Zut, encore une soirée télé alors que je n'ai même plus le temps de surfer en ce moment.

Caïus Saugrenus Le documentaire Chirac ("Jeune Loup" / "Vieux Lion") n'enseigne rien de neuf si on a un peu lu le Canard enchaîné ces dernières années. Malgré quelques rumeurs, je n'y vois nulle apologie en creux de Sarkozy, au contraire, puisque ce dernier aurait toute l'inconstance de Chirac, avec un peu de poudre "rad-soc" en moins (mais certes une meilleure rhétorique).

Il y a une curieuse obsession de l'auteur Rotman pour l'expression "c'est là qu'il acquiert le surnom X" : "on le surnomme l'Helicopter", "il acquiert le surnom le Bulldozer", "il acquiert le surnom Serre-paluchela-louche", "c'est alors qu'on l'appelle Fachochirac", "On le surnomme Château-Chirac", "à l'UDR on l'appelle le Traître", "le Grand Escogriffe", "Cinq Minutes Douche Comprise" (non, il nous a épargné ce cliché usé-là), etc.

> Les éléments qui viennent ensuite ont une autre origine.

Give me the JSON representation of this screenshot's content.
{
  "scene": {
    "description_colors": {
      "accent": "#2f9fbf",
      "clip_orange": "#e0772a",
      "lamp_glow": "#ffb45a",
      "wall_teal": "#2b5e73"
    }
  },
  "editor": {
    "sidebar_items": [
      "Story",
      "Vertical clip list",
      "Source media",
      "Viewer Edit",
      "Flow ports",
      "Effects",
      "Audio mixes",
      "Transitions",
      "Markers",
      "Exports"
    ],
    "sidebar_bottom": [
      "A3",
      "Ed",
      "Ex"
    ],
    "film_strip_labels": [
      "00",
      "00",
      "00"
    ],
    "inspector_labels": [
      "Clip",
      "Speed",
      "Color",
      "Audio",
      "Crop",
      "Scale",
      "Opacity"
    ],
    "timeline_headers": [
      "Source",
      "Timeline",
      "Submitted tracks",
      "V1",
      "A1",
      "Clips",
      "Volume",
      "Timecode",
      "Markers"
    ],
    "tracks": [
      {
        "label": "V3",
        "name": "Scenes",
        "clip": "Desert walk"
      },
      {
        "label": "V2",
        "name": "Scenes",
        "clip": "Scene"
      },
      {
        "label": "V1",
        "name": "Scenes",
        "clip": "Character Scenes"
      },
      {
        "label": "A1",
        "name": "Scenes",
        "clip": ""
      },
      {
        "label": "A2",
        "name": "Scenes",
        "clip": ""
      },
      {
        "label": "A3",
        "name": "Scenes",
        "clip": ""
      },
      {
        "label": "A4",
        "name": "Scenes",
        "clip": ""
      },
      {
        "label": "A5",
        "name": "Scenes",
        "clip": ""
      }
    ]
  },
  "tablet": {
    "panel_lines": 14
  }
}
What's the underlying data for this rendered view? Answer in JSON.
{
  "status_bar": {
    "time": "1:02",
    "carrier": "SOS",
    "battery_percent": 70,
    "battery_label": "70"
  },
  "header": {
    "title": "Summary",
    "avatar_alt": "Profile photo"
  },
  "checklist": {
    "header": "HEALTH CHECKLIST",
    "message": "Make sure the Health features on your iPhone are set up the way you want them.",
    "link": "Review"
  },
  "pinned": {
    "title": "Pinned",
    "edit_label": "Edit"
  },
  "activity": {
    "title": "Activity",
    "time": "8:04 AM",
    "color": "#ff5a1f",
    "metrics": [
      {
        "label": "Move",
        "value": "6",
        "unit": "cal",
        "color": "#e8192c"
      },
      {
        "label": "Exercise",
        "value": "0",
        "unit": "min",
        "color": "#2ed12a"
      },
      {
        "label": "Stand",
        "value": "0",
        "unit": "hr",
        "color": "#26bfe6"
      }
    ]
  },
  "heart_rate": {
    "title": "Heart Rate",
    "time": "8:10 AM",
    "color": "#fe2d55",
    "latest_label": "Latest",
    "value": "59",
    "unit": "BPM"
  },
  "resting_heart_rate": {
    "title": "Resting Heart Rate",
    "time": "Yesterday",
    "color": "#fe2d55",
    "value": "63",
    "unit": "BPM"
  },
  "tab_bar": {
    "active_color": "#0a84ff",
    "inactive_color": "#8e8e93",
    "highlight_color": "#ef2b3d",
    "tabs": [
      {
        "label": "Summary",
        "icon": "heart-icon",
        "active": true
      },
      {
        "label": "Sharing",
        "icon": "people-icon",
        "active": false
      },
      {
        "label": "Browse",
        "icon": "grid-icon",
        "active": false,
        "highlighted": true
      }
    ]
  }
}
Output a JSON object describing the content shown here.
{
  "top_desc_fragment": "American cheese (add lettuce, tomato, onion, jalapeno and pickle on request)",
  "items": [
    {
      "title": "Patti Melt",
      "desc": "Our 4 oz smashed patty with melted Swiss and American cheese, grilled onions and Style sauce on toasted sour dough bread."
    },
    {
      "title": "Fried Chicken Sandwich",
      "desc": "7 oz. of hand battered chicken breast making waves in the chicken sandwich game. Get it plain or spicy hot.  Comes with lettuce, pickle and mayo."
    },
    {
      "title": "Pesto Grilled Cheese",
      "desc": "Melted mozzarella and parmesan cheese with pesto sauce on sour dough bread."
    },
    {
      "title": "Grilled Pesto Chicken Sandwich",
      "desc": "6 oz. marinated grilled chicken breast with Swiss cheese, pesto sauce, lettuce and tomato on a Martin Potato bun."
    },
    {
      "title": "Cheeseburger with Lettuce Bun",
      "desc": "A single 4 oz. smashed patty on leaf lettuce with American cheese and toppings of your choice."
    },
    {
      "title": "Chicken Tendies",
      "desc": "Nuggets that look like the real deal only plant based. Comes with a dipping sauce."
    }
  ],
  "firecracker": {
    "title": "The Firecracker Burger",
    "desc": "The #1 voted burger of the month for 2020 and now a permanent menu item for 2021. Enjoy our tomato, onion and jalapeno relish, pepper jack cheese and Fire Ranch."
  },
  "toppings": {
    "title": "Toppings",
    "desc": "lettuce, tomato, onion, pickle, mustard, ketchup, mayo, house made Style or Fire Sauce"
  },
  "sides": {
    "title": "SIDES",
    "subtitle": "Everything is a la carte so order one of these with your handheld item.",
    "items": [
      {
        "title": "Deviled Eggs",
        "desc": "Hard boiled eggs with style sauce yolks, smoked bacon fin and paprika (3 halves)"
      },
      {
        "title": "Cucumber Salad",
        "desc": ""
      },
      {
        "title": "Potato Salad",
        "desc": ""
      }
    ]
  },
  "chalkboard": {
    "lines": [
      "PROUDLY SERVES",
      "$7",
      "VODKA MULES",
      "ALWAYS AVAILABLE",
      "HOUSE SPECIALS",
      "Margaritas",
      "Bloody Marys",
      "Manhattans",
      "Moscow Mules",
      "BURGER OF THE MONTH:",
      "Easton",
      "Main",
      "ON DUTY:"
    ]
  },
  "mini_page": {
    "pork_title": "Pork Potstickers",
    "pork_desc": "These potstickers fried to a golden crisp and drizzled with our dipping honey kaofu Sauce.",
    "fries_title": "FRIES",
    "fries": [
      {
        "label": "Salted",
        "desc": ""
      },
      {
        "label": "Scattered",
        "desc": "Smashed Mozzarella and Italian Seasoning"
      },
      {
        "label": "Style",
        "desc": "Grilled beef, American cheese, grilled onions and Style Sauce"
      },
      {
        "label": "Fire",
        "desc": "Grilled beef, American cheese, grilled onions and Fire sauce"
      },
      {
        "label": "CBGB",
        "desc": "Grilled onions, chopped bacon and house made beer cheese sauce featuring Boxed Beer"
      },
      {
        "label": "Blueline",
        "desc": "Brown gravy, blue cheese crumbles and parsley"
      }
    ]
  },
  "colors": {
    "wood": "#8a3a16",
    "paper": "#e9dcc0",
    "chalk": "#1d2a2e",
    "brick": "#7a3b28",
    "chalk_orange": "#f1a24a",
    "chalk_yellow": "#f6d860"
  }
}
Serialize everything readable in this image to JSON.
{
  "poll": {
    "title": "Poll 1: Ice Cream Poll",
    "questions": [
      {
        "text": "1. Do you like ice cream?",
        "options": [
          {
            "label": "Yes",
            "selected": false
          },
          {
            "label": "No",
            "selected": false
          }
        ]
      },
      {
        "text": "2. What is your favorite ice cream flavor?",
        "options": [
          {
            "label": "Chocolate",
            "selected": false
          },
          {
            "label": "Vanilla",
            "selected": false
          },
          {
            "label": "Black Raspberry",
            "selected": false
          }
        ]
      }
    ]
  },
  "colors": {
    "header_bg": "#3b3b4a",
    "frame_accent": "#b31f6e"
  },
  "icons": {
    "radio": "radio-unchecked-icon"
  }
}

Il bat l'air dur Comme dans Paris à Tout Prix, le documentaire de 2001 sur la chute des Tibéri et du RPR parisien, un des éléments les plus drôles est ce clown de Jean-François Probst, éminence grise entre truculence et cynique vulgarité. Il avait publié un Chirac & Dépendances (qui déballait déjà beaucoup) et cite dans le documentaires d'énigmatiques passages de Pierre Dac ("J'ai compris qu'il y avait du mou dans la corde à noeuds quand il a dit que Gros-Cul faisait exploser son emmerdomètre").